Remanufactures primarily get lumber from private woodlot owners, says Cameron, but he sees potential for more partnerships with community forests as well.
"It's a big undertaking for municipalities to get into logging, but as they develop, in my view, there will be some good partnerships to come out of that."
Community forests 'not really on radar'
Jennifer Gunter, co-ordinator of the B.C. Community Forests Association, says community forests have increased in number over the past couple of years, since the provincial government doubled the total annual allowable cut for these types of tenures in 2003.
There are currently 43 in the province right now, operated by municipalities, First Nations and community organizations.
"Most people don't really know about community forests. We're not really on the radar much here in B.C.," says Gunter.
Gunter says the association is currently working on a guide to non-timber forest products such as plant pharmaceuticals, mushrooms, berries and eco-tourism.
"Because they're a form of forest tenure, they've had to be very focused on timber harvesting. But as time goes on, there's more and more interest in diversifying and trying to figure out ways to survive into the future, particularly the ones that are in mountain pine-beetle affected areas."
'Keeping the community alive'
The Cheslatta Carrier First Nation (CCN), located about 50 kilometres south of Burns Lake, also holds a community forest license that supports one mill jointly owned by the CCN, the non-Native community of Ootsa Lake and Carrier Lumber Ltd.
Last December, the CCN signed a memorandum of understanding with bioenergy developer Pristine Power, paving the way for Pristine to build a 10-megawatt gasification plant that will feed off this mill's residue as well as nearby logging wood waste.
Mike Robertson, senior policy advisor for the CCN, says council had been looking for an alternative use for its mill waste -- 80,000 tonnes of which is currently incinerated in a beehive burner -- for 15 years.
Their mill currently runs on diesel generators, and operating costs have increased by $1 million in the past six months alone, says Robertson.
"Keeping the community alive is what we're all about. If we can break even for 25 or 50 years, we're incredibly successful, and that's our goal."

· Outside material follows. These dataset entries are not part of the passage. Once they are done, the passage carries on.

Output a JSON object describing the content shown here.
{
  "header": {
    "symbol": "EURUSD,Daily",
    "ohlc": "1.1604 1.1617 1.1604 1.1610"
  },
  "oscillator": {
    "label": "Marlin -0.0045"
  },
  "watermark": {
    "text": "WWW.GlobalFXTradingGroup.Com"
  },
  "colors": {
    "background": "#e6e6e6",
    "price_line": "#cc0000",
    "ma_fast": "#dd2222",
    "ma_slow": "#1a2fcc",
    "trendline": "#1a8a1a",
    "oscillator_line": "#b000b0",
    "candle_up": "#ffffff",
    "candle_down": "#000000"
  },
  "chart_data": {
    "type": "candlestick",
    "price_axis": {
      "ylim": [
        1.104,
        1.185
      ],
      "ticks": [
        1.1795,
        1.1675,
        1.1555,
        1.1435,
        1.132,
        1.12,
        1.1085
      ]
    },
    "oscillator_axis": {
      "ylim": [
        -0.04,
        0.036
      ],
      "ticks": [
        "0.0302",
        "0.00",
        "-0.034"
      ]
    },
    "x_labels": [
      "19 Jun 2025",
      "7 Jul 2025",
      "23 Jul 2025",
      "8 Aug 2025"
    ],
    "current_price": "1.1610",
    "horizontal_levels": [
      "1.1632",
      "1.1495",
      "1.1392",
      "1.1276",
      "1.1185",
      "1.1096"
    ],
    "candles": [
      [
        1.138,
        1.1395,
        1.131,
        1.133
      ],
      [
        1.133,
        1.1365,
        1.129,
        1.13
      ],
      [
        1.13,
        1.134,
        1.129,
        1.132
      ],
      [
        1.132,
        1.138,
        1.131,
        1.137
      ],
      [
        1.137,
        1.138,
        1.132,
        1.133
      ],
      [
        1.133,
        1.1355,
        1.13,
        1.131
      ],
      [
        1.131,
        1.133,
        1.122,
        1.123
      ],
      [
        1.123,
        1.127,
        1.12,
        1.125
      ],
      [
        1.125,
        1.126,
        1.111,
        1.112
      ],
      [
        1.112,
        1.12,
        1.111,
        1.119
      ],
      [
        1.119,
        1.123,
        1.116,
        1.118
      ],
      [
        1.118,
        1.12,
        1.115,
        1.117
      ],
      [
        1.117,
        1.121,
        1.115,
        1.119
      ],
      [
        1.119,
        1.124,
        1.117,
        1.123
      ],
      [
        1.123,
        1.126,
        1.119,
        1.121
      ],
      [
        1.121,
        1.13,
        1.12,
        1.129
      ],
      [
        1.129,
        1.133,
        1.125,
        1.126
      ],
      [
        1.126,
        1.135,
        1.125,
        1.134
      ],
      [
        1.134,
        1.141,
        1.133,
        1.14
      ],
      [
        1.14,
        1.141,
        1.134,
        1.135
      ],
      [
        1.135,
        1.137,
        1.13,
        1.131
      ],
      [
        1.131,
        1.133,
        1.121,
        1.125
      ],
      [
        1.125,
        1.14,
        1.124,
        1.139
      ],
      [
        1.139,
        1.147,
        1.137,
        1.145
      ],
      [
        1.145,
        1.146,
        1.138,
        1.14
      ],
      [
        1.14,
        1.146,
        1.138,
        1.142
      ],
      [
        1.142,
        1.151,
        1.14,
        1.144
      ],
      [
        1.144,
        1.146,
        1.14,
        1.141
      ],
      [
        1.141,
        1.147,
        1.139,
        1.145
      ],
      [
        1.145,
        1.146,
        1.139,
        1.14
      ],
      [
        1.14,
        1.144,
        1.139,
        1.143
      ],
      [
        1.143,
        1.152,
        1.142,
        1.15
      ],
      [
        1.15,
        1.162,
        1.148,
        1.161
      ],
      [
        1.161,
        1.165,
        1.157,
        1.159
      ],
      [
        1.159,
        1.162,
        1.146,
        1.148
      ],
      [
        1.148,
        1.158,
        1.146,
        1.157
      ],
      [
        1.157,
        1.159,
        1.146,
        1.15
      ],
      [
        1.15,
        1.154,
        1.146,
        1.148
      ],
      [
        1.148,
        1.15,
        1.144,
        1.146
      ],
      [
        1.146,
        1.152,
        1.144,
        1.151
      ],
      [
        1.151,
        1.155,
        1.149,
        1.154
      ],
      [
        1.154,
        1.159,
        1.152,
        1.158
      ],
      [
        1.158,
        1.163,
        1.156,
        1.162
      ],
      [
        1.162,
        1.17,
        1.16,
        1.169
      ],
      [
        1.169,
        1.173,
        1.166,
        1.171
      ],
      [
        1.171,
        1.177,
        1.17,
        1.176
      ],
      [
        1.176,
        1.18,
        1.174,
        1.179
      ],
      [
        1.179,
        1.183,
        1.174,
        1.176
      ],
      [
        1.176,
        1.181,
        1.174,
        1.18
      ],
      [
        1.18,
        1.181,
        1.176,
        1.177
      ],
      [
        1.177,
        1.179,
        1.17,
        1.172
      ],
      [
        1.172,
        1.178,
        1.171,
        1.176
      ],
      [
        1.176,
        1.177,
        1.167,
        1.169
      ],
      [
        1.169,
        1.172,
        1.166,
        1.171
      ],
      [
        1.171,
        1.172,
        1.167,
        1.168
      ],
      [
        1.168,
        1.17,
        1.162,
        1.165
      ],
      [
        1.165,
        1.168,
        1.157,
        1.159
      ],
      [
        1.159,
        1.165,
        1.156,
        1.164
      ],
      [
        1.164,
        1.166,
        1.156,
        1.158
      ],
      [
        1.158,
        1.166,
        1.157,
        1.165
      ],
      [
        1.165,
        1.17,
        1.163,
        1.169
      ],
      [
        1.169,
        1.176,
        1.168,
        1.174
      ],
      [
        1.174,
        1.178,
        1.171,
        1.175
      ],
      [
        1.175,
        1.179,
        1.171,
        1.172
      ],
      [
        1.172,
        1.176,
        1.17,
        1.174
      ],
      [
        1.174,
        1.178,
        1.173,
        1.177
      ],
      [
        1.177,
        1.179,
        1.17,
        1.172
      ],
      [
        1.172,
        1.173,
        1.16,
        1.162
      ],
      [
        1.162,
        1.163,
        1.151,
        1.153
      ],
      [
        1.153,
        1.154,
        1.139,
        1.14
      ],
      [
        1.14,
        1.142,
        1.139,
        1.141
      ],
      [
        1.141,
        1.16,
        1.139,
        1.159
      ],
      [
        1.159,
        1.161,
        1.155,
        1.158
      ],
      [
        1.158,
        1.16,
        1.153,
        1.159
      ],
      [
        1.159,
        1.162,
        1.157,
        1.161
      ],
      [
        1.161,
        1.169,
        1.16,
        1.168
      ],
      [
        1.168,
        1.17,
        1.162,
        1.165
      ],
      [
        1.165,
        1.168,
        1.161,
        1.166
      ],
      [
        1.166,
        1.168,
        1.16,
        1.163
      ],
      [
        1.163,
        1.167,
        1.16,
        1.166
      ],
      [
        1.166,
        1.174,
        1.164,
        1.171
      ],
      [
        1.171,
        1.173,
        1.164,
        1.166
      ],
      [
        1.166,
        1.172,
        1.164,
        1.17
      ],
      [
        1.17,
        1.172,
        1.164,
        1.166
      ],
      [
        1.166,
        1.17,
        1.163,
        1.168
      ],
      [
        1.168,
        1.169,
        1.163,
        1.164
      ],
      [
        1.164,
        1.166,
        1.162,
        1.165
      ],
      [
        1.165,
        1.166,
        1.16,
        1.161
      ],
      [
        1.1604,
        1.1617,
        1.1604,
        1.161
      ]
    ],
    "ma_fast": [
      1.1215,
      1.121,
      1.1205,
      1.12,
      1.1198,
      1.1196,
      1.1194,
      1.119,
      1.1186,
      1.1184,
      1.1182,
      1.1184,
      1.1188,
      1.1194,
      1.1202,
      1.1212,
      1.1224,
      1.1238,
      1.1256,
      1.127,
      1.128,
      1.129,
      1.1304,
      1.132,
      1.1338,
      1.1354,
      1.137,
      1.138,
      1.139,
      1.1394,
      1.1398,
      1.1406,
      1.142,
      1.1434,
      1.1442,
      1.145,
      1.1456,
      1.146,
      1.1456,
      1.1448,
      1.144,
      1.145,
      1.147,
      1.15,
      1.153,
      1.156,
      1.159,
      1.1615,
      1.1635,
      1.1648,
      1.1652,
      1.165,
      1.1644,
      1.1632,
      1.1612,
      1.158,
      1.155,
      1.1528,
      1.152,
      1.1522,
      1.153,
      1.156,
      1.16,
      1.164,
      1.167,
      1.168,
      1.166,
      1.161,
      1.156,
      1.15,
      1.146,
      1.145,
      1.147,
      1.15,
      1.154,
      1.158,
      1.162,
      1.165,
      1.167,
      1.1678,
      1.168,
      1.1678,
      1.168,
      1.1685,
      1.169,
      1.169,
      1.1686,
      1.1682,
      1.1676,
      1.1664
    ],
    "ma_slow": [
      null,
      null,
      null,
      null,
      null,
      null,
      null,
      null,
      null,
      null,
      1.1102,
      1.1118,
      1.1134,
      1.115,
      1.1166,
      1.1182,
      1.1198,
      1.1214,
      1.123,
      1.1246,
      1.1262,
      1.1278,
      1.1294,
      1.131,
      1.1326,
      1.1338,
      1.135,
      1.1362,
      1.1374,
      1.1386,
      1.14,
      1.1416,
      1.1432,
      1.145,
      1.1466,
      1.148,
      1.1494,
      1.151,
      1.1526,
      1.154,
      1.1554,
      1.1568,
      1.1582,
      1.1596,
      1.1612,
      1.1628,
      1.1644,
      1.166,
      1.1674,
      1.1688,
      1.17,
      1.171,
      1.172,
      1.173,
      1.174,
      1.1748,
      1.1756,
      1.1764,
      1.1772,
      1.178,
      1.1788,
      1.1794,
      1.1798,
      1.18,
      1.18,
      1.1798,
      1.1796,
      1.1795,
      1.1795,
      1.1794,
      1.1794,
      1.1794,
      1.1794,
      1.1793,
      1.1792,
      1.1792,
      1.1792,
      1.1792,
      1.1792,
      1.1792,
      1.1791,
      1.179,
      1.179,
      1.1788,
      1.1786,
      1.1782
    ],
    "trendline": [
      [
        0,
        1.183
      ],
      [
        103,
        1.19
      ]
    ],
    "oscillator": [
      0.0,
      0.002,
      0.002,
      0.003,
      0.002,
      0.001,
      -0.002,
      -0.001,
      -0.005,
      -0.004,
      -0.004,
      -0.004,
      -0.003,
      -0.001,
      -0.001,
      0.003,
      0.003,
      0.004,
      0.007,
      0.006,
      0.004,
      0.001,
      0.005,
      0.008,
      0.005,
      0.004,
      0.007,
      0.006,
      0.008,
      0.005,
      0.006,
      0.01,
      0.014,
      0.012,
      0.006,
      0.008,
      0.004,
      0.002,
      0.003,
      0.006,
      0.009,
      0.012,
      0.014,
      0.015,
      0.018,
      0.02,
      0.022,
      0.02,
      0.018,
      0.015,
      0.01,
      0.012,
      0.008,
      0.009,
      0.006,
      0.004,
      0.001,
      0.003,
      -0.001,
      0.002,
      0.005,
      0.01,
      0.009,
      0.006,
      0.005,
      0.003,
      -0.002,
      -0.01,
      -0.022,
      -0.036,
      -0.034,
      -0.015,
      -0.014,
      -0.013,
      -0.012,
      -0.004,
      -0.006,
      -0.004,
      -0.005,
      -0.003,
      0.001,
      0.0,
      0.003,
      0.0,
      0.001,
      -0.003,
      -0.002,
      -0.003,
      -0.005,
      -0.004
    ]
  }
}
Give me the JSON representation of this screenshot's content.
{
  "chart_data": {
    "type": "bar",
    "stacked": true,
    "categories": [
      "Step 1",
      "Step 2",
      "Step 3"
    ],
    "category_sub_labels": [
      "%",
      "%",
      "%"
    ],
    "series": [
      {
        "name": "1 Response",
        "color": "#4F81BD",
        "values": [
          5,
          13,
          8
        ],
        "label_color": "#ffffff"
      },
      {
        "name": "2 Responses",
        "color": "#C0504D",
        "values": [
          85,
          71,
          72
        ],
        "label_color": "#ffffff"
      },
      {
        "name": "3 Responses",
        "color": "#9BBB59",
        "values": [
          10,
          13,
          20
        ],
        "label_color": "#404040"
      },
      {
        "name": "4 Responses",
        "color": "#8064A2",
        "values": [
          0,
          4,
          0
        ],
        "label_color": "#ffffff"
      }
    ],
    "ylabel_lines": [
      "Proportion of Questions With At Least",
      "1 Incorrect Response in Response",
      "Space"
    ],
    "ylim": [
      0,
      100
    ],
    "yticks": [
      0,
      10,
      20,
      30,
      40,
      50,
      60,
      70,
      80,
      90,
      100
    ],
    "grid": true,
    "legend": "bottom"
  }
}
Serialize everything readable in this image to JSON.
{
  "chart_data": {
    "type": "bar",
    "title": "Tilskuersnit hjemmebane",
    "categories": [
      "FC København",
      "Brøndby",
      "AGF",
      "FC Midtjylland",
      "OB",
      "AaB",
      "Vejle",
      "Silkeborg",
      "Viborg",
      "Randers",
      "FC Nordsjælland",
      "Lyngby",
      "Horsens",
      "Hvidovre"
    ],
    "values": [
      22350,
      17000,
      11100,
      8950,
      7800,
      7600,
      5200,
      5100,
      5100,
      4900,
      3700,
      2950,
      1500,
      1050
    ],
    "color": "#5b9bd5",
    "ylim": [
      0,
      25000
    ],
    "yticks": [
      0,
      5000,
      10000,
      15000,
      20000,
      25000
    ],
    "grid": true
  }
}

If there's a lesson to be taken from such efforts to get the most out of wood waste, argue experts, it's that diversification is key. And in this new forest economy, smaller community operations are better positioned to pull it off.
But not without key changes at the government level, say some experts, who point out that the success or failure of smaller community operations to adapt to a changing economy still hinges greatly on provincial forestry policies and trade agreements.
Beyond the next few decades awaits a new set of challenges for B.C.'s forest communities. Richard Hebda, the curator of botany and earth history at the Royal B.C. Museum, says to expect more pests, more fires and fewer trees – changing the way the forest can be used as a resource.
"Community forests, with good scientific, scholarly advice, wide-open discussion and council participation, have a great opportunity," says Hebda.
"At a provincial scale, we need to change the way the tenure system enables new innovations to go forth. We have to take action now."